Fox Business via NY Post

Dick FuldFormer Lehman Brothers CEO Dick Fuld, who ran one of the largest Wall Street firms before its 2008 collapse, decided to end his two-year tenure at Legend Securities amid mounting regulatory scrutiny concerning his role at the small brokerage firm, FOX Business Network reported yesterday.

The problem for Fuld centered on regulators’ continued questioning of how much business he was generating at the firm and Fuld’s inability to obtain brokerage licenses from state regulators, according to people with direct knowledge of the matter.

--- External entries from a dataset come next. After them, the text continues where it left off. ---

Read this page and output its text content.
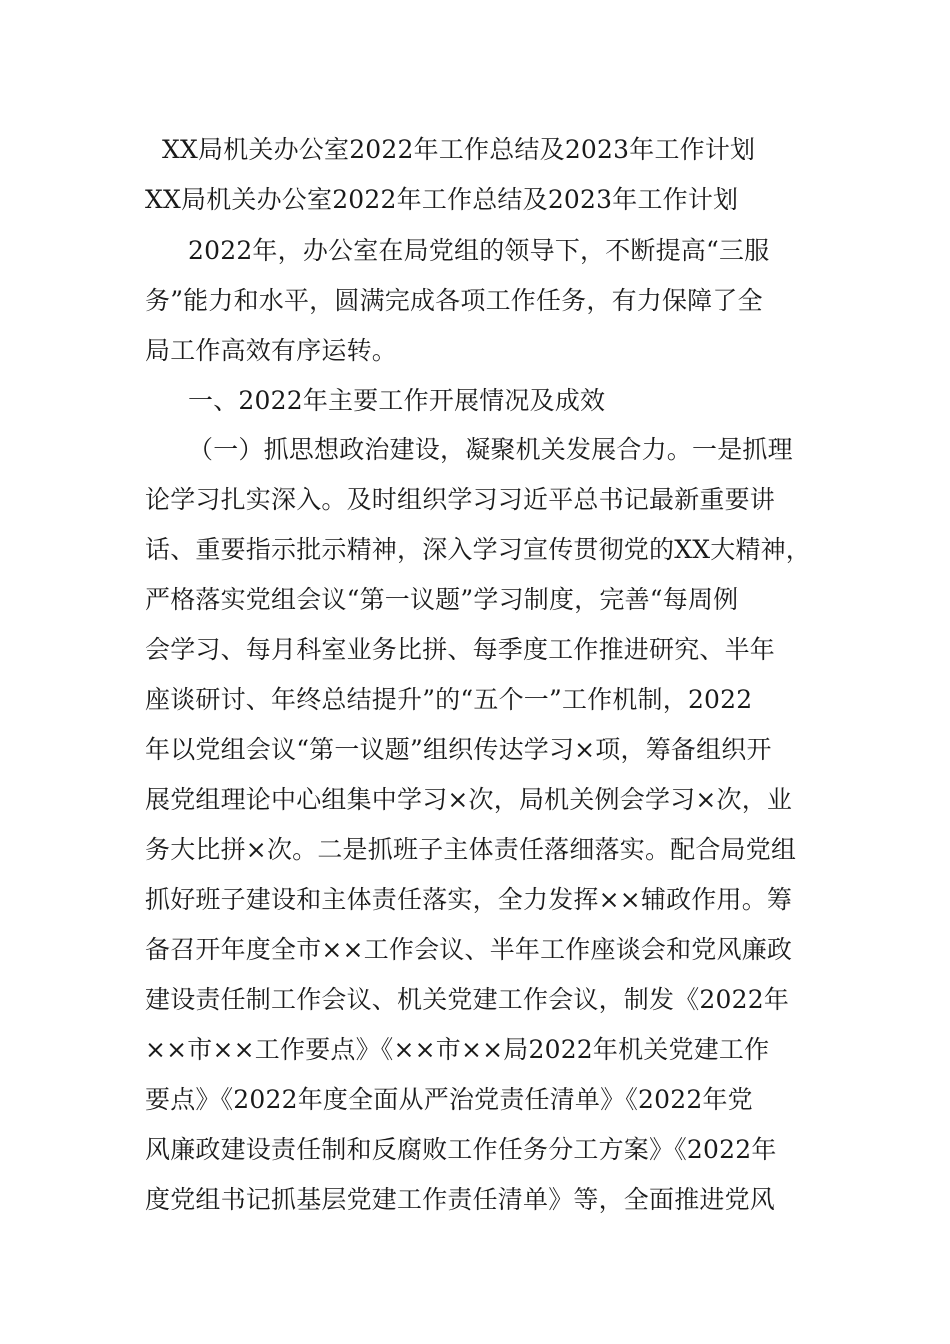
XX局机关办公室2022年工作总结及2023年工作计划
XX局机关办公室2022年工作总结及2023年工作计划
2022年，办公室在局党组的领导下，不断提高“三服
务”能力和水平，圆满完成各项工作任务，有力保障了全
局工作高效有序运转。
一、2022年主要工作开展情况及成效
（一）抓思想政治建设，凝聚机关发展合力。一是抓理
论学习扎实深入。及时组织学习习近平总书记最新重要讲
话、重要指示批示精神，深入学习宣传贯彻党的XX大精神，
严格落实党组会议“第一议题”学习制度，完善“每周例
会学习、每月科室业务比拼、每季度工作推进研究、半年
座谈研讨、年终总结提升”的“五个一”工作机制，2022
年以党组会议“第一议题”组织传达学习×项，筹备组织开
展党组理论中心组集中学习×次，局机关例会学习×次，业
务大比拼×次。二是抓班子主体责任落细落实。配合局党组
抓好班子建设和主体责任落实，全力发挥××辅政作用。筹
备召开年度全市××工作会议、半年工作座谈会和党风廉政
建设责任制工作会议、机关党建工作会议，制发《2022年
××市××工作要点》《××市××局2022年机关党建工作
要点》《2022年度全面从严治党责任清单》《2022年党
风廉政建设责任制和反腐败工作任务分工方案》《2022年
度党组书记抓基层党建工作责任清单》等，全面推进党风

Anthony Fusco, the CEO of Legend Securities, would neither confirm nor deny the circumstances behind Fuld’s departure. Fuld didn’t return telephone calls or an e-mail placed through his attorney.

Fuld is one of Wall Street’s most controversial players. Known as the “gorilla” for his tough management style, he spent nearly 30 years in the business, all of them at Lehman Brothers, rising to the position of CEO as he built the firm into one of Wall Street’s largest. But Lehman’s September 2008 collapse, and his role in the firm’s demise, remains a stain on his record.

Lehman’s bankruptcy sparked the broader collapse of the US financial system. Many blame Fuld for the firm’s business model that focused on taking big risks in real estate.